We are about to join the EMU. We have succeeded in acting on a higher political
level in an international context. One could say that Greece has matured
considerably since our neighbors have changed. We felt part of the Balkan
problem, but we realized relatively quickly that we could be part of the
solution, that we could defend our national interests - and those of our
neighbors - by transcending difficulties and creating a regional vision.
Our own problems will be dealt with as part of this vision, through a steady
and consistent process of contacts and initiatives, and hard work.
So I think it is time we
overcame our insecurity.
Greece is in a position
to take ‘aggressive’ initiatives, to make bold moves, to raise critical
issues that in the past might have made us feel accountable. We have progressed
so much that we no longer need to have these fears.
Whether intentionally or not, you still haven’t answered my question about your leadership ambitions…
I honestly do not harbor the kid of ambitions you are implying. My ambition is to contribute, to help…Often at the risk of personal cost…Because that’s my philosophy. As the third generation of a family of politicians who traditionally sought to empower democracy rather than to achieve power, it would be small-minded of me to set my sights on any particular office. Ultimately, it is most important for me to be able to approach my work creatively, to contribute to my particular domain in a fundamental way. That is what I am trying to do. Although it might have some of the advantages you mention, it also has enormous costs, which I would not even have to bear if my ambitions were focused elsewhere.
How do you feel after the experiences of the past few days? Will you continue to follow the same course of action? Are you optimistic or do you think the political cost is too great?
I would say exactly the
opposite. I am determined to proceed, though of course, I will respect
all the discussions with other parties in my decisions.

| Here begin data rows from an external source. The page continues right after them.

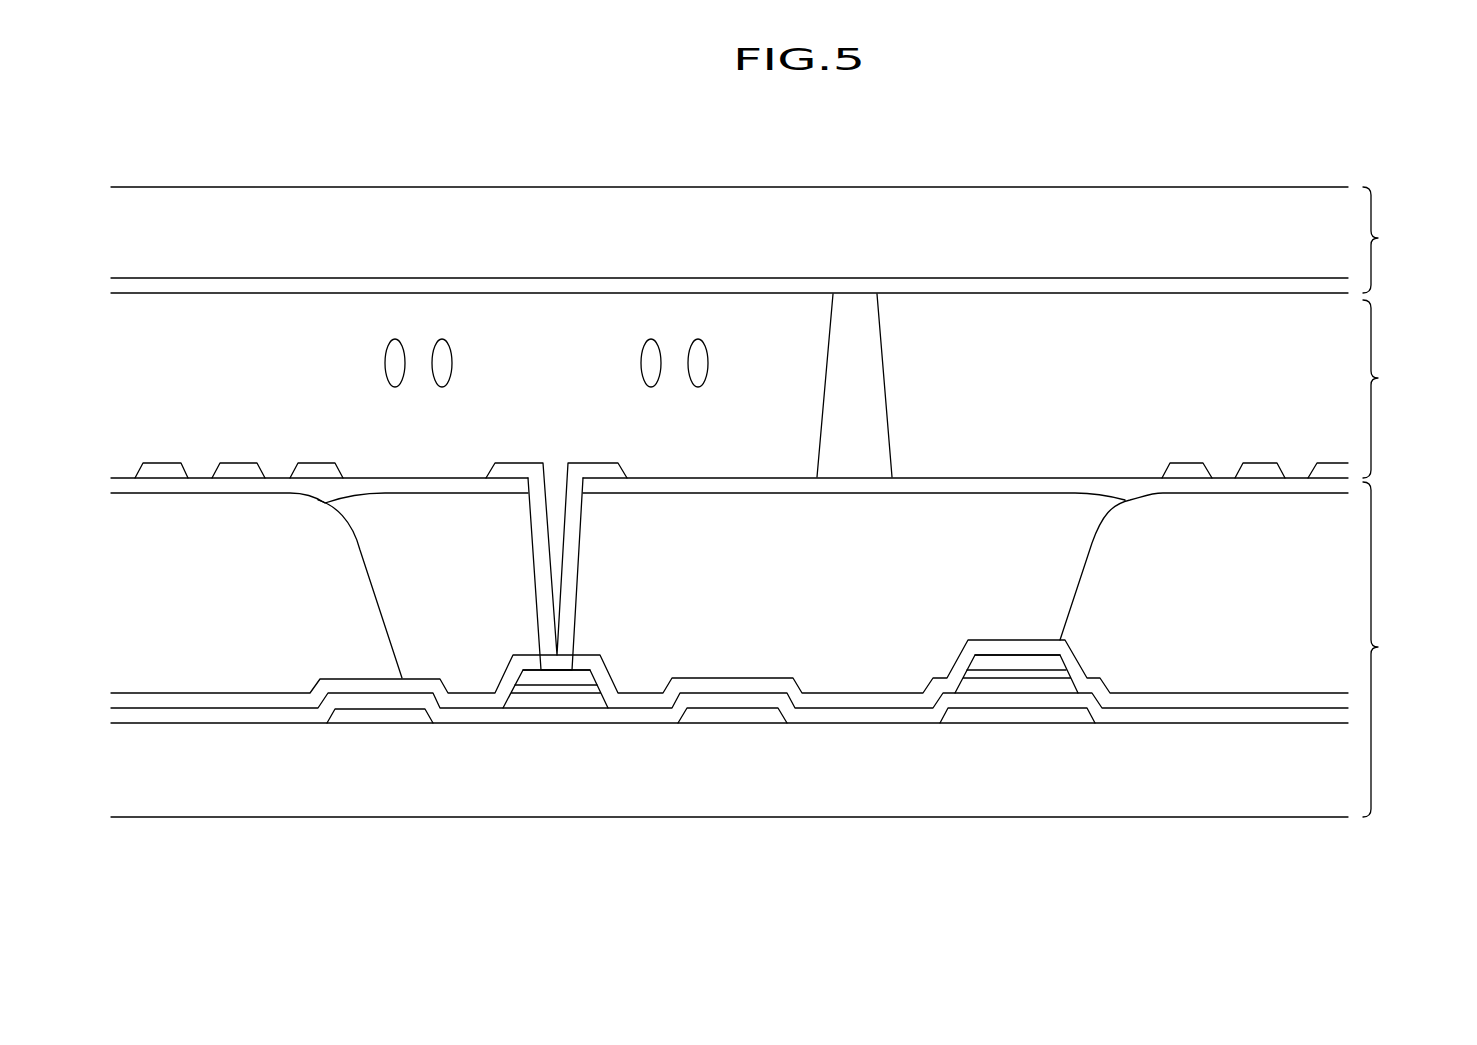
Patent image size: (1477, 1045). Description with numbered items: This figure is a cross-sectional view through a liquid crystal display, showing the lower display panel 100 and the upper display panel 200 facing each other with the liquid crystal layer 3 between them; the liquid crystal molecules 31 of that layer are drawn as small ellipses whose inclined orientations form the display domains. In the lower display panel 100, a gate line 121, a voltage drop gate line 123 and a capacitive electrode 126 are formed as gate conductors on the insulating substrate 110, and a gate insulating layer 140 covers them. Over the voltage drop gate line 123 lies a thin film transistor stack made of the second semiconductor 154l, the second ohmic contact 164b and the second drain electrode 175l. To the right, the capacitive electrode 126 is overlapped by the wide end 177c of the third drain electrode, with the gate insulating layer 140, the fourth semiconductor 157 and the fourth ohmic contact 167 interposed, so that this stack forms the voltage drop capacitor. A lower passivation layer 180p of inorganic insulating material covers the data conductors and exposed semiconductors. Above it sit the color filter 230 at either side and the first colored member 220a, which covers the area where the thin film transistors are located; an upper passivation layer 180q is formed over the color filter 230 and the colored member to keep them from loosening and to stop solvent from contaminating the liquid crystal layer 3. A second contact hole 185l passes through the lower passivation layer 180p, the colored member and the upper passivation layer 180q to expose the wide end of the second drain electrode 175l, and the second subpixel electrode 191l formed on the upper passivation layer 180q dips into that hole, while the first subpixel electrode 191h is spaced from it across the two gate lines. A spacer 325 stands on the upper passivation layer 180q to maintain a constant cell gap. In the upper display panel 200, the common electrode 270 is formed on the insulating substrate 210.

The liquid crystal layer 3 is at (893, 386).
The liquid crystal molecules 31 is at (453, 362).
The lower display panel 100 is at (770, 664).
The insulating substrate 110 is at (692, 790).
The gate line 121 is at (755, 715).
The voltage drop gate line 123 is at (380, 715).
The capacitive electrode 126 is at (972, 715).
The gate insulating layer 140 is at (870, 716).
The second semiconductor 154l is at (527, 700).
The fourth semiconductor 157 is at (1007, 685).
The second ohmic contact 164b is at (550, 688).
The fourth ohmic contact 167 is at (1027, 675).
The second drain electrode 175l is at (570, 678).
The wide end of third drain electrode 177c is at (1043, 662).
The lower passivation layer 180p is at (226, 698).
The upper passivation layer 180q is at (395, 485).
The second contact hole 185l is at (580, 547).
The second subpixel electrode 191l is at (165, 472).
The first subpixel electrode 191h is at (1190, 470).
The upper display panel 200 is at (770, 244).
The insulating substrate 210 is at (845, 215).
The first colored member 220a is at (727, 550).
The color filter 230 is at (155, 640).
The common electrode 270 is at (1210, 287).
The spacer 325 is at (867, 357).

I would like to
emphasize that I do not engage in these discussions as a matter of form,
but because as Minister of Foreign Affairs I respect the democratic procedure.
I believe that consensus is a political value, not a sign of weakness.
Every time I talk to any of my counterparts, in any country, I want to
feel certain that our policy has the widest possible support and consensus.
At the same time, this does not go against - on the contrary, I would say
that it supports – the continuation and intensification of initiatives
that Greece must take in all fields within this political framework.
When the widest possible
consensus for national objectives is secured, this gives any Minister of
Foreign Affairs the flexibility to take far more forward-looking and creative
initiatives, and allows for new elements and new inventiveness in foreign
policy.
These new elements are
numerous. I have already mentioned citizen’s diplomacy. Economic, cultural,
and environmental diplomacy are just some of the things that can be addressed
through open diplomacy and public debate. These things shape the consciences
and communicate messages to all citizens. A single image can often convey
twice as much as a discussion between myself and one of my Turkish counterparts.
Do you feel confident that these ideas have the Prime Minister’s support?
The Prime Minister and I
have a very good relations, both professionally and personally. Because
of recent developments we are in very frequent personal contact, so – apart
from daily tactical matters - the policy we are now implementing is the
result of mutual interaction and influence. As Minister of Foreign
Affairs, I feel that the actions I take have the Prime Minster’s trust
and support. Obviously, this is absolutely vital so that I can execute
the task assigned to me as effectively as possible.
As the government and as
a political party, our goal is to build peaceful relations with all Balkan
nations, including Turkey. We represent a great patriotic movement that
is undertaking peaceful initiatives that are free from taboos and crookedness.
I identify completely with the Prime Minister’s perception of foreign policy.